Fogarty, younger brother of Leinster scrum coach John, who was also forced to retire through injury, has been playing in France for the past four seasons.

But he has seen little action this season after moving from Agen to Aix-en-Provence and has now been told to retire immediately as he may have to have a prosthetic shoulder inserted.

“I’ve had two operations in the last year. It came at me initially in 2007 and I had an operation then and everything was fine and played on and continued with my career,” he said.

“The last season in Agen, in March last year, I was playing for them and a scrum collapsed and it came out again, my shoulder came out again. It burst through the repairs which were done in 2007.

“And it has just never got right since then. I have a huge amount of arthritis, all my tendons and everything are not very good in it and the surgeon said he has seen shoulders like this in 70-year-old men.

Denis Fogarty Fogarty is the younger brother of Leinster forwards coach John. Ryan Byrne / INPHO Ryan Byrne / INPHO / INPHO

“And when he went into it recently, the surgeon said it would come at me again in about five or six years and I would end up needing a prosthetic shoulder.

“I went to him again last week in Aix-en-Provence and he told me it just wasn’t going to get better.
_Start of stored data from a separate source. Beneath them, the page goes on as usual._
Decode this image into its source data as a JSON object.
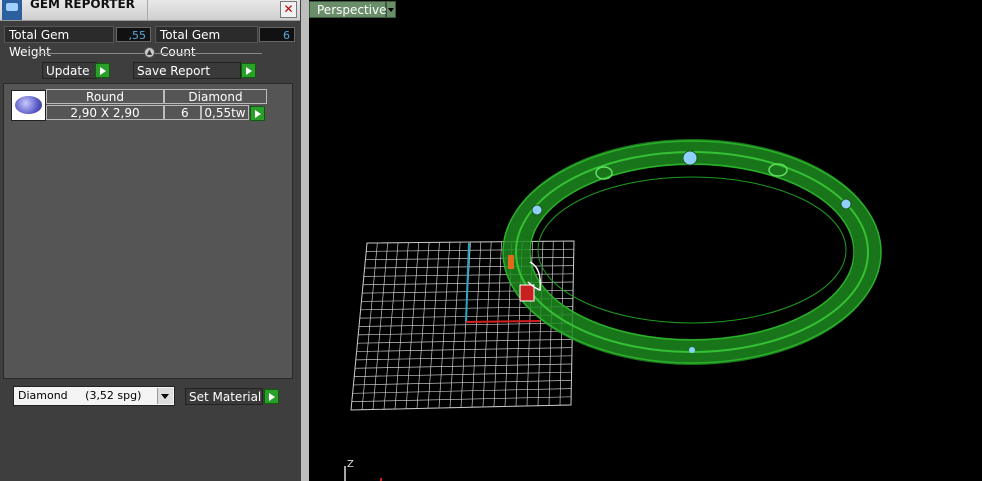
{
  "panel": {
    "title": "GEM REPORTER",
    "close_glyph": "✕",
    "total_weight_label": "Total Gem Weight",
    "total_weight_value": ",55",
    "total_count_label": "Total Gem Count",
    "total_count_value": "6",
    "update_label": "Update",
    "save_report_label": "Save Report"
  },
  "gem_table": {
    "columns": [
      "Round",
      "Diamond"
    ],
    "row": {
      "size": "2,90 X 2,90",
      "count": "6",
      "weight": "0,55tw"
    }
  },
  "material": {
    "selected": "Diamond     (3,52 spg)",
    "set_label": "Set Material"
  },
  "viewport": {
    "view_mode": "Perspective",
    "axis_label": "Z"
  },
  "colors": {
    "accent_green": "#2aa02a",
    "ring_green": "#22a022",
    "grid": "#c8c8c8"
  }
}
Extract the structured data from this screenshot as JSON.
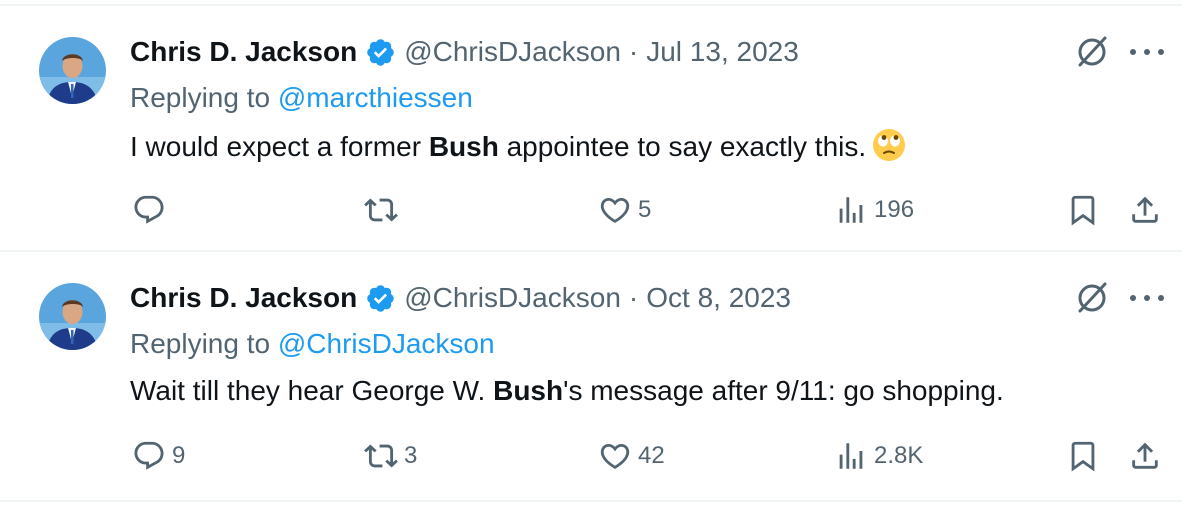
{
  "tweets": [
    {
      "author_name": "Chris D. Jackson",
      "handle": "@ChrisDJackson",
      "separator": "·",
      "date": "Jul 13, 2023",
      "replying_prefix": "Replying to",
      "replying_to": "@marcthiessen",
      "text_before": "I would expect a former ",
      "text_bold": "Bush",
      "text_after": " appointee to say exactly this.",
      "emoji": "face-with-rolling-eyes",
      "replies": "",
      "reposts": "",
      "likes": "5",
      "views": "196"
    },
    {
      "author_name": "Chris D. Jackson",
      "handle": "@ChrisDJackson",
      "separator": "·",
      "date": "Oct 8, 2023",
      "replying_prefix": "Replying to",
      "replying_to": "@ChrisDJackson",
      "text_before": "Wait till they hear George W. ",
      "text_bold": "Bush",
      "text_after": "'s message after 9/11: go shopping.",
      "emoji": "",
      "replies": "9",
      "reposts": "3",
      "likes": "42",
      "views": "2.8K"
    }
  ],
  "colors": {
    "text": "#0f1419",
    "secondary": "#536471",
    "link": "#1d9bf0",
    "verified": "#1d9bf0",
    "divider": "#eff3f4"
  },
  "icons": [
    "verified-badge-icon",
    "grok-icon",
    "more-icon",
    "reply-icon",
    "repost-icon",
    "like-icon",
    "views-icon",
    "bookmark-icon",
    "share-icon"
  ]
}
I can’t lift my arm very high and, say, if I’m swimming I can’t do a front crawl or a back crawl. I can’t do anything like,” said Fogarty, who also won Celtic League medals in 2009 and 2011 during his 91 appearances for Munster.

The former Ireland A hooker, who moved initially to Jeremy Davidson’s Aurillac for a season before going to Agen for two campaigns, said he made every effort to recover but was then dealt the devastating news his career was over.

“The surgeon just said that from a professional rugby aspect I was finished, it was as simple as that.

“I had been doing everything to get better and while I kind of knew going into him last week that the news might not be good, it still hit me hard knowing that the journey is over. I’m just trying to get on with that now and come to terms with it and start considering other things,” he added.